Some basic understanding of either Python or R programming languages and ability to run Python scripts using Jupyter Notebooks.

Pedagogy

Face to Face teaching

Session Plan

Sessions	Topic & Objective	Study Material
Day-01: Tuesday, 11-03-2025, Aalto University room Väre G202
10:00-12:00	Fundamentals of Machine Learning and Natural Language Processing (NLP) Types of Machine Learning Performance Measure Basic Text Processing and Tokenization, Word normalization and Parts-of-speech tagging	Slides, articles and other reading materials
Lunch Break
13:00-14:45	Supervised approaches for NLP: text classification sentiment analysis, Naïve Bayes Classifier	Slides, articles and other reading materials
15:00-17:00	Case Studies and Hands-on Session: Analyzing text from discussion forums on Type-2 diabetes for domain-specific text classification Sentiment analysis and text classification for movie reviews using NLTK	Jupyter notebooks and Python scripts
Day-02: Wednesday, 12-03-2025, , Aalto University room Väre Q203
09:00-11:30	Unsupervised and Deep Learning approaches for NLP: Topic modeling Word Vectors/Word Embeddings	Slides, articles and other reading materials
Lunch Break
12:30-14:30	Case Studies and Hands-on Session: Analyzing newspaper headlines using Topic modeling Building word embeddings for your own text corpus	Jupyter notebooks and Python Scripts
14:45-17:00	Introduction to Generative AI and Large Language Models (LLMs): transformers architecture, attention mechanism and generating text with transformers	Slides, articles and other reading materials
Day-03: Thursday, 13-03-2025, , Aalto University room V301 BIZ Lounge & Terrace
08:30-10:00	Configuring and finetuining LLMs for specific applications, e.g. text classification, text summarization.	Slides, articles and other reading materials
10:15-11:30	Case Studies and Hands-on Session: Hands-on: text summarization and text classification using LLMs using Google Cloud and Gemini LLM	Jupyter notebooks and Python Scripts
Lunch Break
12:30-13:30	LLMs use cases, challenges, opportunities, and ethical considerations	Slides, articles and other reading materials
13:30-14:30	Wrap-up: Discussion about exam projects!
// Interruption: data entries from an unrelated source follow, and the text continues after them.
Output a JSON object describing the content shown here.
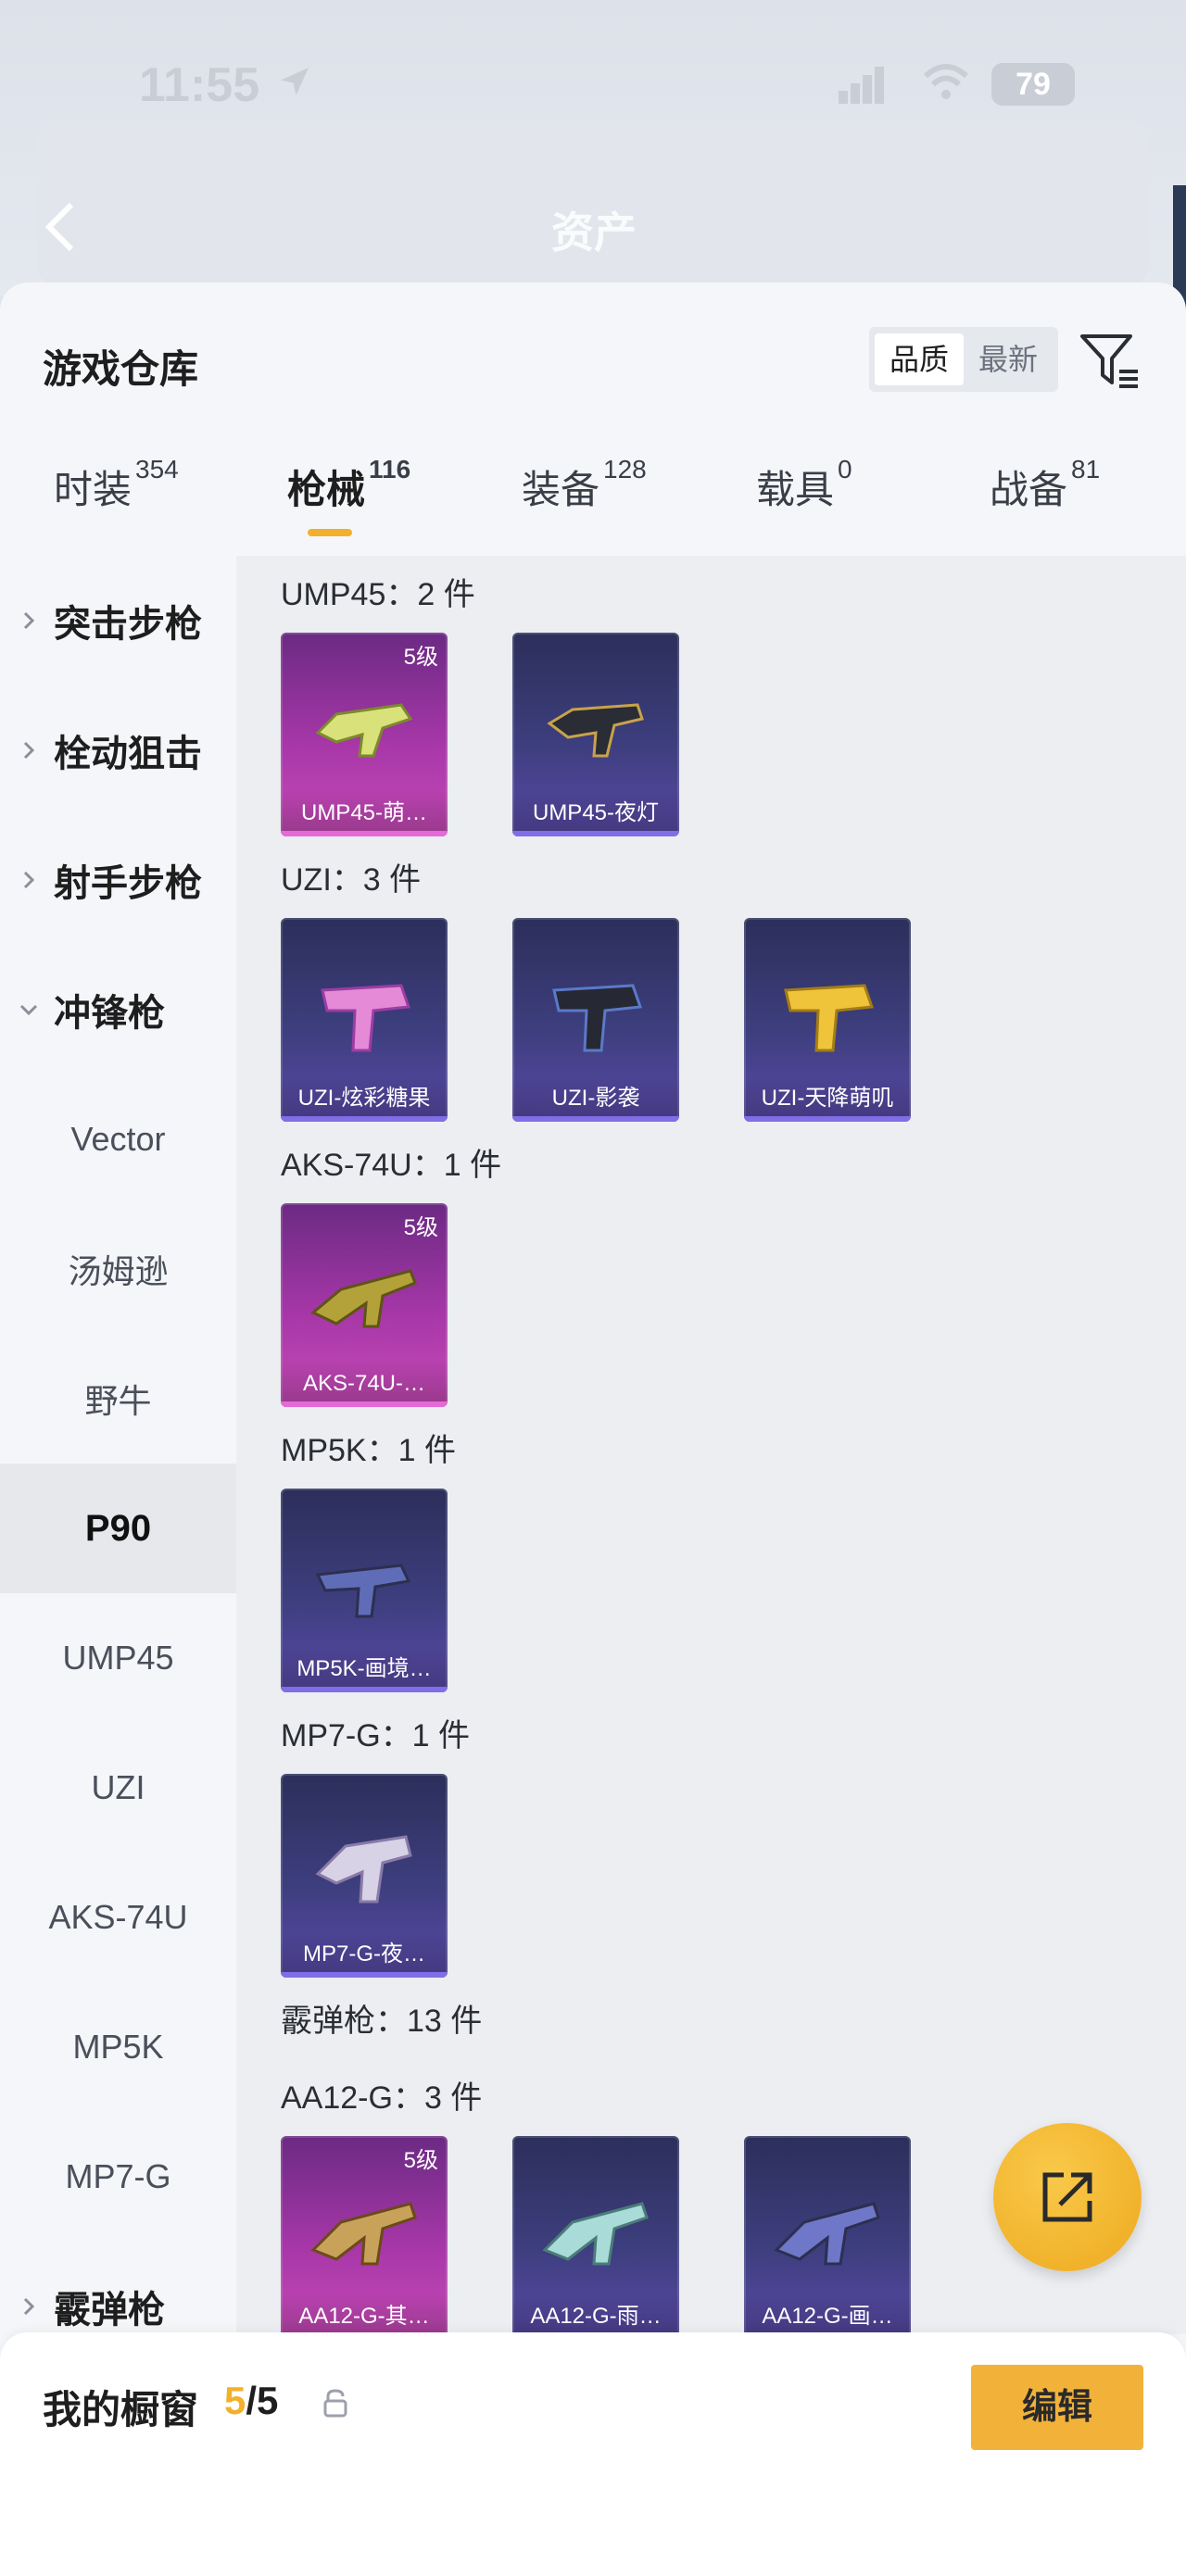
{
  "status_bar": {
    "time": "11:55",
    "battery": "79"
  },
  "background_header": {
    "title": "资产"
  },
  "sheet": {
    "title": "游戏仓库",
    "sort": {
      "options": [
        "品质",
        "最新"
      ],
      "active": "品质"
    }
  },
  "tabs": [
    {
      "label": "时装",
      "count": "354"
    },
    {
      "label": "枪械",
      "count": "116"
    },
    {
      "label": "装备",
      "count": "128"
    },
    {
      "label": "载具",
      "count": "0"
    },
    {
      "label": "战备",
      "count": "81"
    }
  ],
  "sidebar": {
    "items": [
      {
        "label": "突击步枪"
      },
      {
        "label": "栓动狙击"
      },
      {
        "label": "射手步枪"
      },
      {
        "label": "冲锋枪"
      },
      {
        "label": "Vector"
      },
      {
        "label": "汤姆逊"
      },
      {
        "label": "野牛"
      },
      {
        "label": "P90"
      },
      {
        "label": "UMP45"
      },
      {
        "label": "UZI"
      },
      {
        "label": "AKS-74U"
      },
      {
        "label": "MP5K"
      },
      {
        "label": "MP7-G"
      },
      {
        "label": "霰弹枪"
      }
    ]
  },
  "groups": [
    {
      "title": "UMP45：2 件",
      "items": [
        {
          "name": "UMP45-萌…",
          "level": "5级",
          "rarity": "purple"
        },
        {
          "name": "UMP45-夜灯",
          "level": "",
          "rarity": "blue"
        }
      ]
    },
    {
      "title": "UZI：3 件",
      "items": [
        {
          "name": "UZI-炫彩糖果",
          "level": "",
          "rarity": "blue"
        },
        {
          "name": "UZI-影袭",
          "level": "",
          "rarity": "blue"
        },
        {
          "name": "UZI-天降萌叽",
          "level": "",
          "rarity": "blue"
        }
      ]
    },
    {
      "title": "AKS-74U：1 件",
      "items": [
        {
          "name": "AKS-74U-…",
          "level": "5级",
          "rarity": "purple"
        }
      ]
    },
    {
      "title": "MP5K：1 件",
      "items": [
        {
          "name": "MP5K-画境…",
          "level": "",
          "rarity": "blue"
        }
      ]
    },
    {
      "title": "MP7-G：1 件",
      "items": [
        {
          "name": "MP7-G-夜…",
          "level": "",
          "rarity": "blue"
        }
      ]
    },
    {
      "title": "霰弹枪：13 件",
      "items": []
    },
    {
      "title": "AA12-G：3 件",
      "items": [
        {
          "name": "AA12-G-其…",
          "level": "5级",
          "rarity": "purple"
        },
        {
          "name": "AA12-G-雨…",
          "level": "",
          "rarity": "blue"
        },
        {
          "name": "AA12-G-画…",
          "level": "",
          "rarity": "blue"
        }
      ]
    }
  ],
  "bottom_bar": {
    "label": "我的橱窗",
    "count_current": "5",
    "count_sep": "/",
    "count_total": "5",
    "edit_label": "编辑"
  },
  "colors": {
    "accent": "#f2b02d",
    "rarity_purple": "#c84bb7",
    "rarity_blue": "#5a4aa8"
  },
  "icons": [
    "back-icon",
    "location-arrow-icon",
    "signal-icon",
    "wifi-icon",
    "filter-icon",
    "share-icon",
    "lock-icon",
    "chevron-right-icon",
    "chevron-down-icon"
  ]
}
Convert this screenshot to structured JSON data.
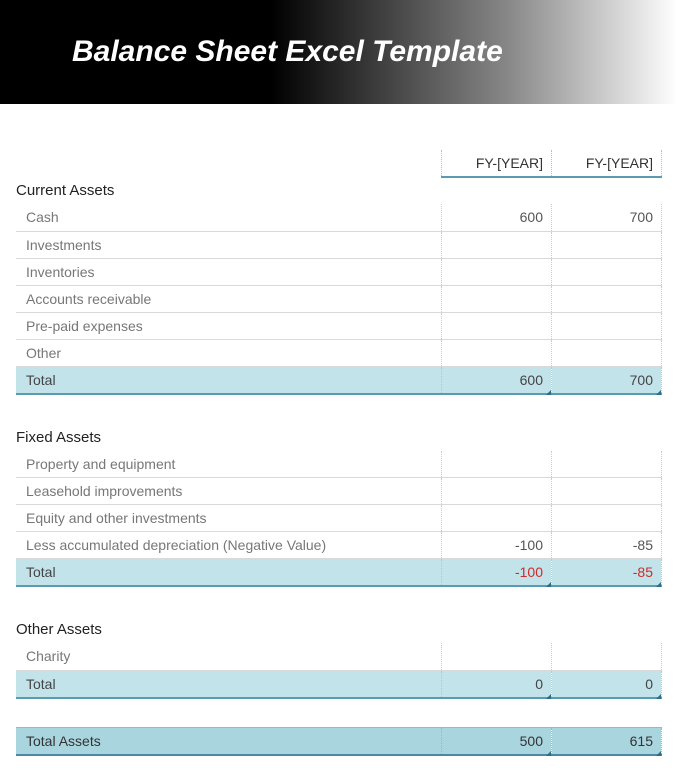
{
  "header": {
    "title": "Balance Sheet Excel Template"
  },
  "columns": {
    "year1": "FY-[YEAR]",
    "year2": "FY-[YEAR]"
  },
  "sections": {
    "current": {
      "title": "Current Assets",
      "rows": {
        "cash": {
          "label": "Cash",
          "y1": "600",
          "y2": "700"
        },
        "investments": {
          "label": "Investments",
          "y1": "",
          "y2": ""
        },
        "inventories": {
          "label": "Inventories",
          "y1": "",
          "y2": ""
        },
        "ar": {
          "label": "Accounts receivable",
          "y1": "",
          "y2": ""
        },
        "prepaid": {
          "label": "Pre-paid expenses",
          "y1": "",
          "y2": ""
        },
        "other": {
          "label": "Other",
          "y1": "",
          "y2": ""
        }
      },
      "total": {
        "label": "Total",
        "y1": "600",
        "y2": "700"
      }
    },
    "fixed": {
      "title": "Fixed Assets",
      "rows": {
        "property": {
          "label": "Property and equipment",
          "y1": "",
          "y2": ""
        },
        "leasehold": {
          "label": "Leasehold improvements",
          "y1": "",
          "y2": ""
        },
        "equity": {
          "label": "Equity and other investments",
          "y1": "",
          "y2": ""
        },
        "deprec": {
          "label": "Less accumulated depreciation (Negative Value)",
          "y1": "-100",
          "y2": "-85"
        }
      },
      "total": {
        "label": "Total",
        "y1": "-100",
        "y2": "-85"
      }
    },
    "other": {
      "title": "Other Assets",
      "rows": {
        "charity": {
          "label": "Charity",
          "y1": "",
          "y2": ""
        }
      },
      "total": {
        "label": "Total",
        "y1": "0",
        "y2": "0"
      }
    }
  },
  "grand": {
    "label": "Total Assets",
    "y1": "500",
    "y2": "615"
  }
}
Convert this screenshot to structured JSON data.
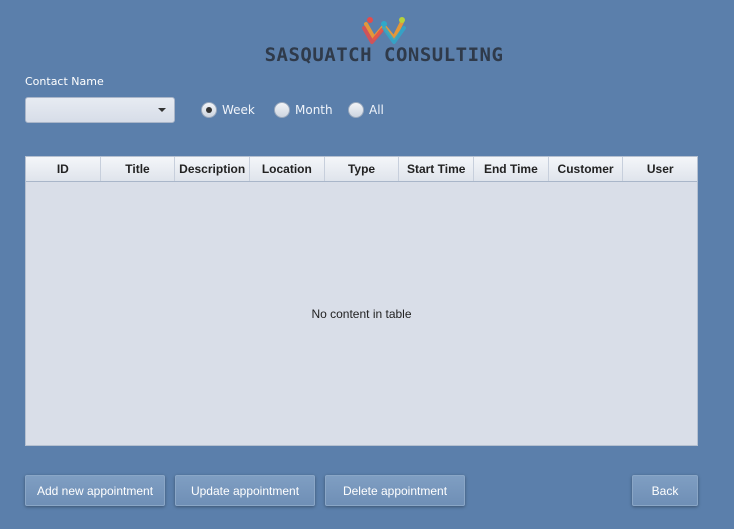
{
  "header": {
    "brand": "SASQUATCH CONSULTING"
  },
  "filters": {
    "contact_label": "Contact Name",
    "contact_value": "",
    "radios": [
      {
        "label": "Week",
        "selected": true
      },
      {
        "label": "Month",
        "selected": false
      },
      {
        "label": "All",
        "selected": false
      }
    ]
  },
  "table": {
    "columns": [
      "ID",
      "Title",
      "Description",
      "Location",
      "Type",
      "Start Time",
      "End Time",
      "Customer",
      "User"
    ],
    "empty_text": "No content in table"
  },
  "actions": {
    "add": "Add new appointment",
    "update": "Update appointment",
    "delete": "Delete appointment",
    "back": "Back"
  },
  "colors": {
    "background": "#5b7fab",
    "button": "#7f9ec2",
    "table": "#d9dee8"
  },
  "icons": {
    "logo": "sasquatch-logo",
    "dropdown": "chevron-down-icon"
  }
}
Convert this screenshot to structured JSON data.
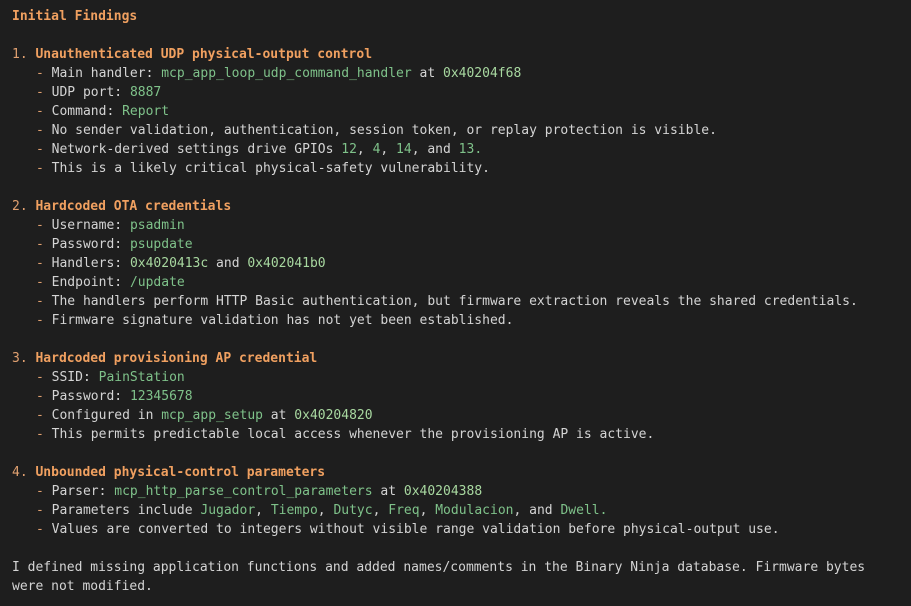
{
  "heading": "Initial Findings",
  "f1": {
    "num": "1.",
    "title": "Unauthenticated UDP physical-output control",
    "b1_label": "Main handler: ",
    "b1_fn": "mcp_app_loop_udp_command_handler",
    "b1_at": " at ",
    "b1_addr": "0x40204f68",
    "b2_label": "UDP port: ",
    "b2_val": "8887",
    "b3_label": "Command: ",
    "b3_val": "Report",
    "b4": "No sender validation, authentication, session token, or replay protection is visible.",
    "b5_label": "Network-derived settings drive GPIOs ",
    "b5_g1": "12",
    "b5_s1": ", ",
    "b5_g2": "4",
    "b5_s2": ", ",
    "b5_g3": "14",
    "b5_s3": ", and ",
    "b5_g4": "13.",
    "b6": "This is a likely critical physical-safety vulnerability."
  },
  "f2": {
    "num": "2.",
    "title": "Hardcoded OTA credentials",
    "b1_label": "Username: ",
    "b1_val": "psadmin",
    "b2_label": "Password: ",
    "b2_val": "psupdate",
    "b3_label": "Handlers: ",
    "b3_v1": "0x4020413c",
    "b3_and": " and ",
    "b3_v2": "0x402041b0",
    "b4_label": "Endpoint: ",
    "b4_val": "/update",
    "b5": "The handlers perform HTTP Basic authentication, but firmware extraction reveals the shared credentials.",
    "b6": "Firmware signature validation has not yet been established."
  },
  "f3": {
    "num": "3.",
    "title": "Hardcoded provisioning AP credential",
    "b1_label": "SSID: ",
    "b1_val": "PainStation",
    "b2_label": "Password: ",
    "b2_val": "12345678",
    "b3_label": "Configured in ",
    "b3_fn": "mcp_app_setup",
    "b3_at": " at ",
    "b3_addr": "0x40204820",
    "b4": "This permits predictable local access whenever the provisioning AP is active."
  },
  "f4": {
    "num": "4.",
    "title": "Unbounded physical-control parameters",
    "b1_label": "Parser: ",
    "b1_fn": "mcp_http_parse_control_parameters",
    "b1_at": " at ",
    "b1_addr": "0x40204388",
    "b2_label": "Parameters include ",
    "b2_p1": "Jugador",
    "b2_s1": ", ",
    "b2_p2": "Tiempo",
    "b2_s2": ", ",
    "b2_p3": "Dutyc",
    "b2_s3": ", ",
    "b2_p4": "Freq",
    "b2_s4": ", ",
    "b2_p5": "Modulacion",
    "b2_s5": ", and ",
    "b2_p6": "Dwell.",
    "b3": "Values are converted to integers without visible range validation before physical-output use."
  },
  "footer": "I defined missing application functions and added names/comments in the Binary Ninja database. Firmware bytes were not modified.",
  "dash": "- ",
  "colors": {
    "background": "#1e1e1e",
    "heading": "#f0a060",
    "code": "#7fc28a",
    "text": "#d4d4d4"
  }
}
Feedback and reflections on the course

Evaluation Criteria

Sr. No.	Component	Individual / Group	Weightage
1	Final project	Individual	100%
Total			100%

Credit points

Doctoral students participating in the seminar can obtain 3 credit points. This requires participating and completing the assignments.

Registration fee

This seminar is free-of-charge for Inforte.fi member organization's staff and their PhD students. For others the participation fee is 400 €. The participation fee includes access to the event and the event materials. Lunch and dinner are not included.